Dr. Erin Carey, a second- year fellow in obstetrics and gynecology at the University of North Carolina, Chapel Hill, traveled to Sierra Leone with ABC News in November and spent two days at Princess Christian Maternity Hospital.
By DR. ERIN CAREY
When we walked into the labor and delivery ward at Princess Christian Maternity Hospital in Freetown for the first time, we found a laboring woman lying on the floor, far from her bed. We asked the nurses why she was there and the response was very surprising. They told us that it was the woman’s negligence; it was her fault that she had fallen from the bed and continued to labor on the floor. There was no rush to assist her, to put her back where she should have been so that she could labor in a more comfortable position. We moved the woman back to a bed and soon she needed to push. The baby came very quickly.
When women arrive at the Princess Christian to give birth, they are usually accompanied by a couple of family members or friends. Once admitted, the hospital personnel place the laboring mom on an isolated bed in the maternity ward, separating her from friends and family to labor — more or less — alone. The nurses may or may not make it back to be with her before the delivery and there is little in the way of monitoring her labor progression.

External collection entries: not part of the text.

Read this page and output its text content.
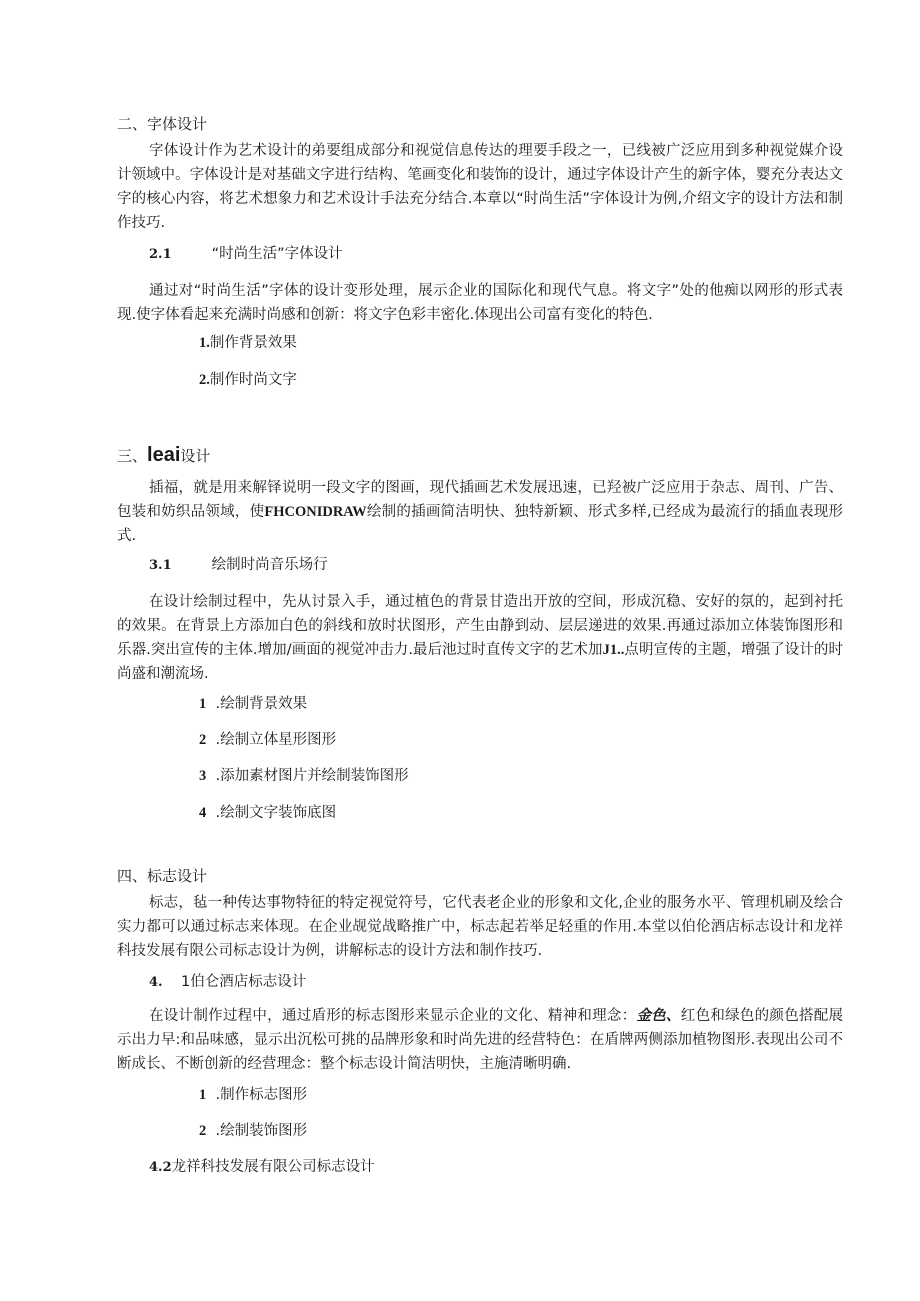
二、字体设计
字体设计作为艺术设计的弟要组成部分和视觉信息传达的理要手段之一，已线被广泛应用到多种视觉媒介设计领域中。字体设计是对基础文字进行结构、笔画变化和装饰的设计，通过字体设计产生的新字体，婴充分表达文字的核心内容，将艺术想象力和艺术设计手法充分结合.本章以“时尚生活”字体设计为例,介绍文字的设计方法和制作技巧.
2.1	“时尚生活”字体设计
通过对“时尚生活”字体的设计变形处理，展示企业的国际化和现代气息。将文字”处的他痴以网形的形式表现.使字体看起来充满时尚感和创新：将文字色彩丰密化.体现出公司富有变化的特色.
1.制作背景效果
2.制作时尚文字
三、leai设计
插福，就是用来解铎说明一段文字的图画，现代插画艺术发展迅速，已羟被广泛应用于杂志、周刊、广告、包装和妨织品领域，使FHCONIDRAW绘制的插画简洁明快、独特新颖、形式多样,已经成为最流行的插血表现形式.
3.1	绘制时尚音乐场行
在设计绘制过程中，先从讨景入手，通过植色的背景甘造出开放的空间，形成沉稳、安好的氛的，起到衬托的效果。在背景上方添加白色的斜线和放时状图形，产生由静到动、层层递进的效果.再通过添加立体装饰图形和乐器.突出宣传的主体.增加/画面的视觉冲击力.最后池过时直传文字的艺术加J1..点明宣传的主题，增强了设计的时尚盛和潮流场.
1 .绘制背景效果
2 .绘制立体星形图形
3 .添加素材图片并绘制装饰图形
4 .绘制文字装饰底图
四、标志设计
标志，毡一种传达事物特征的特定视觉符号，它代表老企业的形象和文化,企业的服务水平、管理机刷及绘合实力都可以通过标志来体现。在企业觇觉战略推广中，标志起若举足轻重的作用.本堂以伯伦酒店标志设计和龙祥科技发展有限公司标志设计为例，讲解标志的设计方法和制作技巧.
4. 1伯仑酒店标志设计
在设计制作过程中，通过盾形的标志图形来显示企业的文化、精神和理念：金色、红色和绿色的颜色搭配展示出力早:和品味感，显示出沉松可挑的品牌形象和时尚先进的经营特色：在盾牌两侧添加植物图形.表现出公司不断成长、不断创新的经营理念：整个标志设计简洁明快，主施清晰明确.
1 .制作标志图形
2 .绘制装饰图形
4.2龙祥科技发展有限公司标志设计
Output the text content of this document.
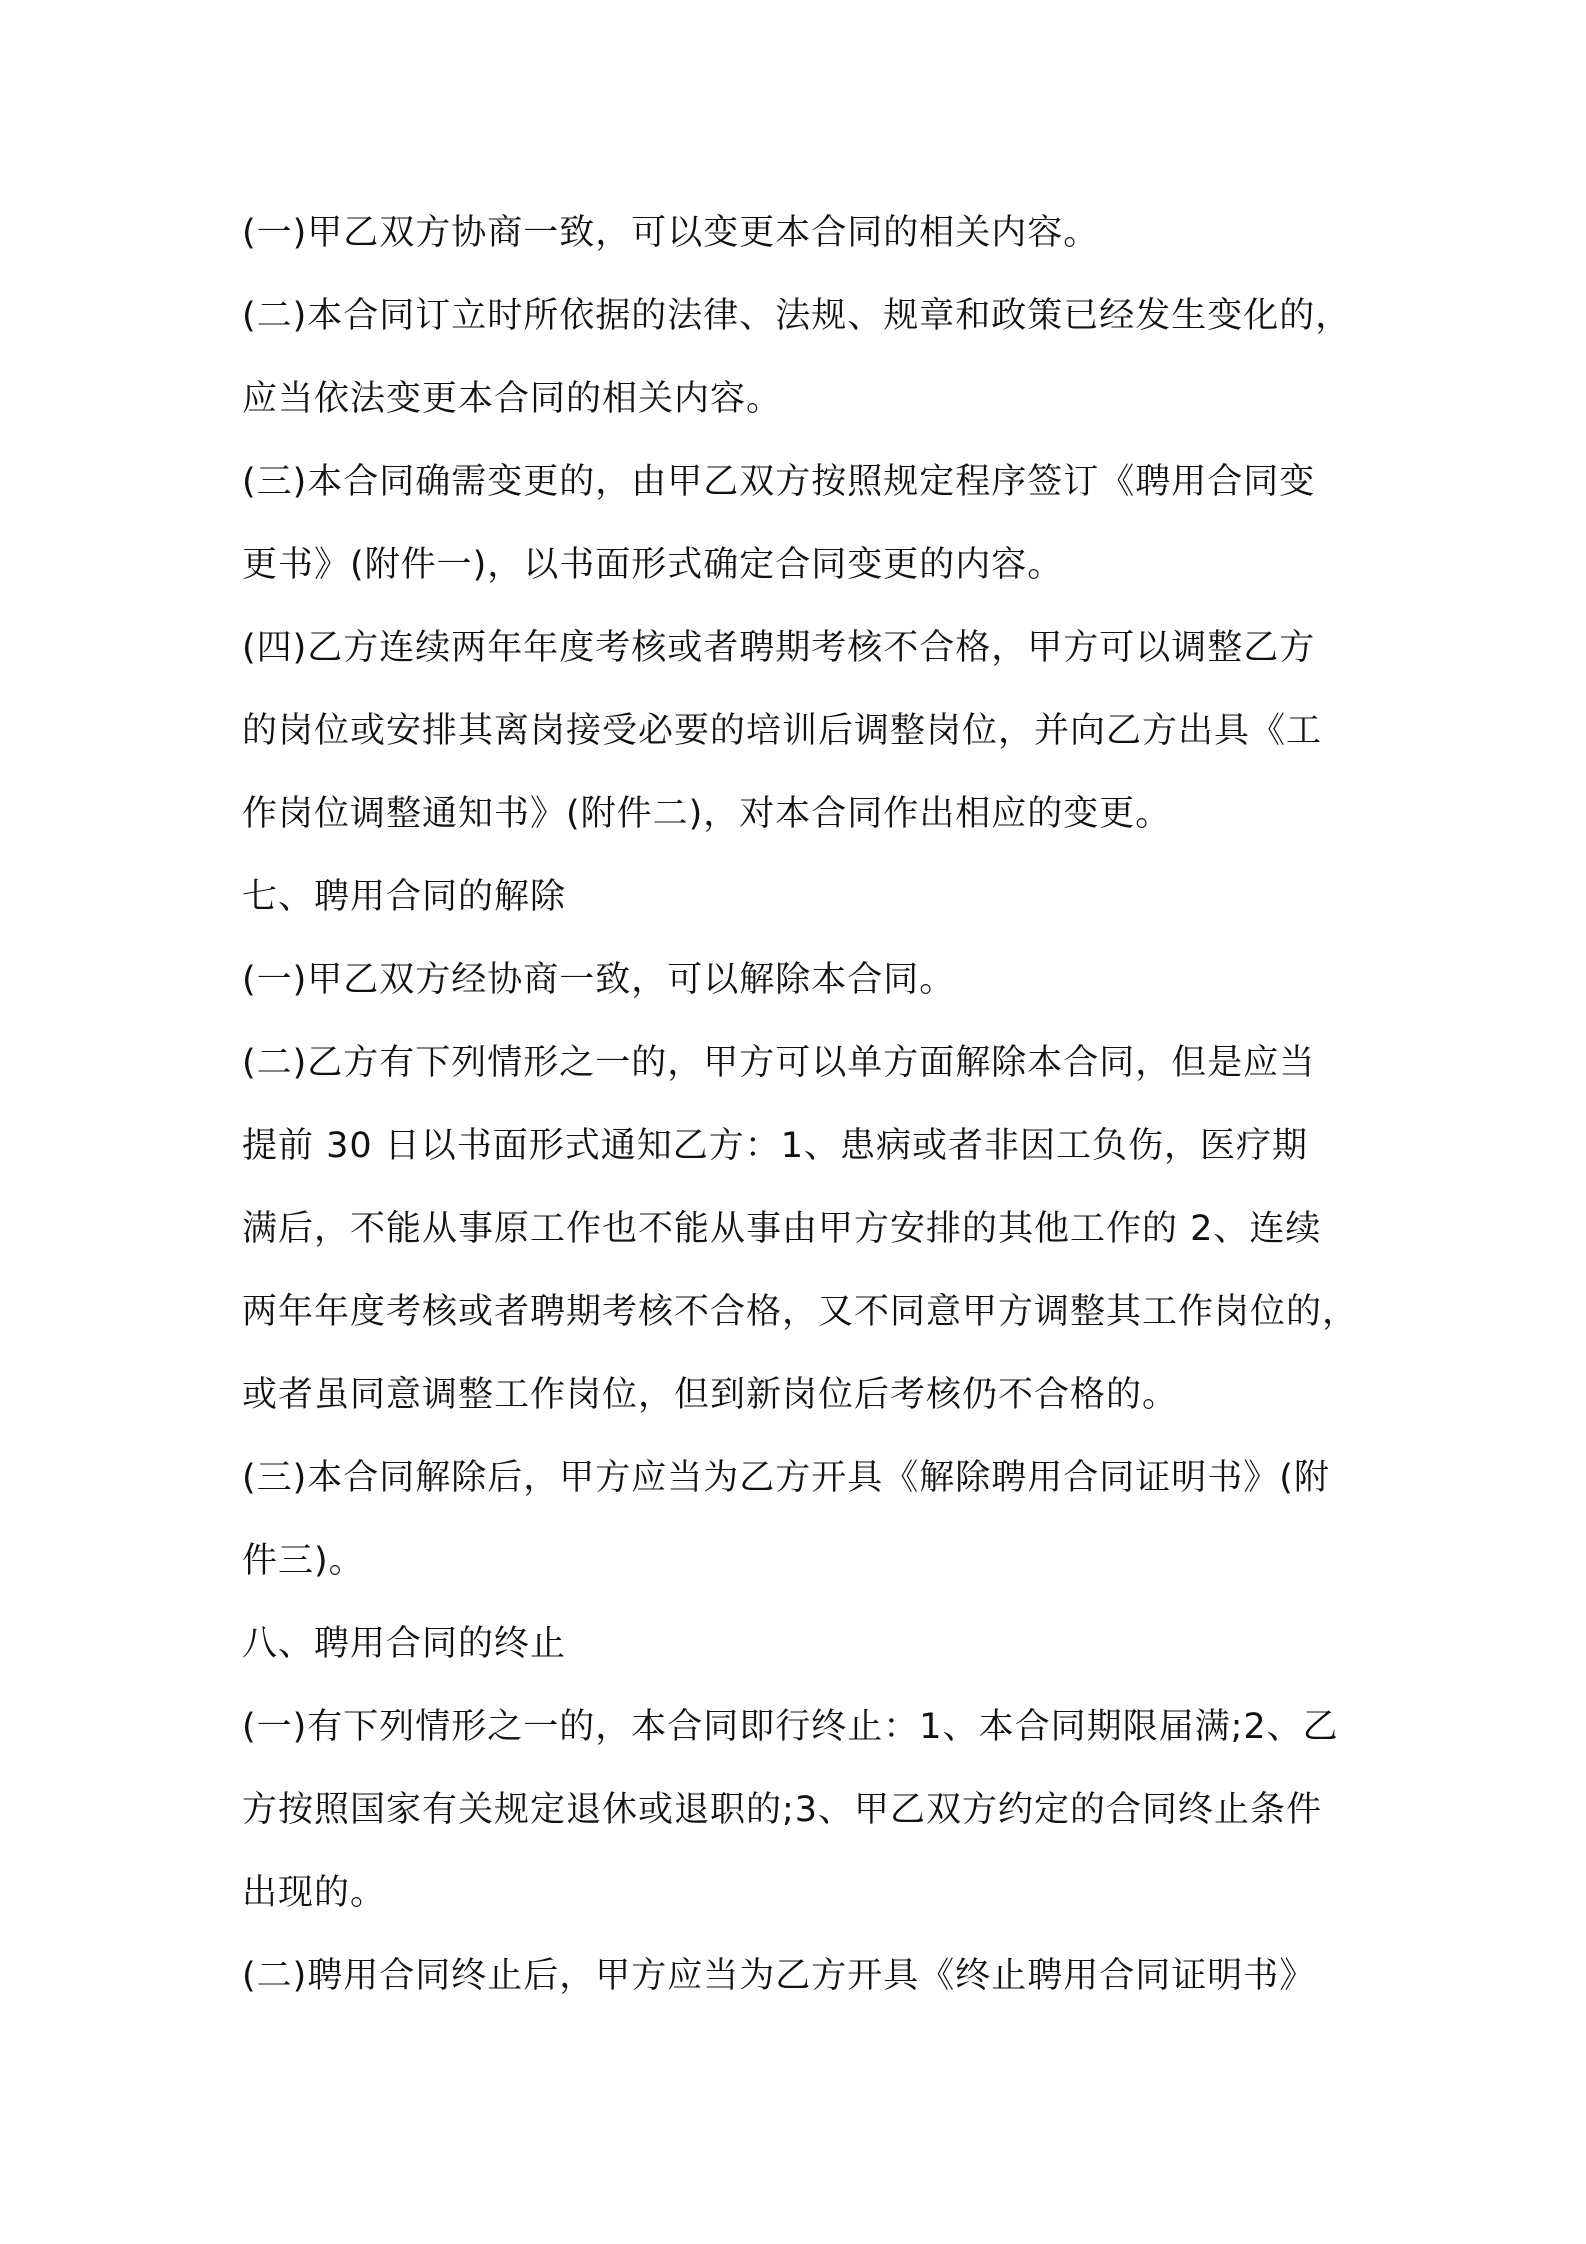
(一)甲乙双方协商一致，可以变更本合同的相关内容。
(二)本合同订立时所依据的法律、法规、规章和政策已经发生变化的，
应当依法变更本合同的相关内容。
(三)本合同确需变更的，由甲乙双方按照规定程序签订《聘用合同变
更书》(附件一)，以书面形式确定合同变更的内容。
(四)乙方连续两年年度考核或者聘期考核不合格，甲方可以调整乙方
的岗位或安排其离岗接受必要的培训后调整岗位，并向乙方出具《工
作岗位调整通知书》(附件二)，对本合同作出相应的变更。
七、聘用合同的解除
(一)甲乙双方经协商一致，可以解除本合同。
(二)乙方有下列情形之一的，甲方可以单方面解除本合同，但是应当
提前 30 日以书面形式通知乙方：1、患病或者非因工负伤，医疗期
满后，不能从事原工作也不能从事由甲方安排的其他工作的 2、连续
两年年度考核或者聘期考核不合格，又不同意甲方调整其工作岗位的，
或者虽同意调整工作岗位，但到新岗位后考核仍不合格的。
(三)本合同解除后，甲方应当为乙方开具《解除聘用合同证明书》(附
件三)。
八、聘用合同的终止
(一)有下列情形之一的，本合同即行终止：1、本合同期限届满;2、乙
方按照国家有关规定退休或退职的;3、甲乙双方约定的合同终止条件
出现的。
(二)聘用合同终止后，甲方应当为乙方开具《终止聘用合同证明书》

Watch more of Dr. Carey’s story this Friday on “20/20″ at 10 p.m. ET
The women we met very much wanted support. They were scared. We saw women reach out for us and cry out in pain. They wanted to be held or touched or told how to breathe. They wanted to be reassured that they were going to be OK. I think this is completely natural, no different from what you would see in the US. But it helped me understand why women in Sierra Leone would choose to labor at home or have a traditional birth attendant, rather than labor in the hospital. There’s more support at home. And there’s isn’t any anesthesia at the hospital. The only thing to comfort these women – wherever they give birth — is physical touch and kind words.
What really shocked me was discovering that the midwives and nurses here have adequate training. Whenever we were in the middle of an emergency and I looked at the patient’s chart, I saw that her care plan was correct. The medical personnel here know what to do and they have the medication needed. But administering the proper care seemed almost impossible. There was no structure, no organization, and no accountability at the hospital. No one took charge. And the midwives and nurses must know why women die here. This attitude of care provision is something that can be improved.
My time in Sierra Leone allowed me to really put myself in someone else’s shoes. I’m six months pregnant, and am able to make an immediate connection with the other expecting women-we share a maternal bond. But in the same sense, I look at them and think, “I am really very fortunate for having the care I have in the US.” And not only the care during pregnancy, but also the care and support I will have during my labor and delivery. This experience has made me think about my own delivery experience. I’m an OBGYN and though I know bad things can happen, I have a peace that I will be safe during this process. I will survive my labor and delivery. I’ll be able to enjoy my child. We can see that future because of the health care system we have in the United States.
I now understand how different my experience is from the woman who we met laboring on the floor, from all of the women who need to worry about surviving delivery. Even the women in Sierra Leone who have straight-forward labor and relatively easy deliveries still struggle to connect with their new babies. They cannot help but wonder, “Will the baby live to survive the first month? The first year?”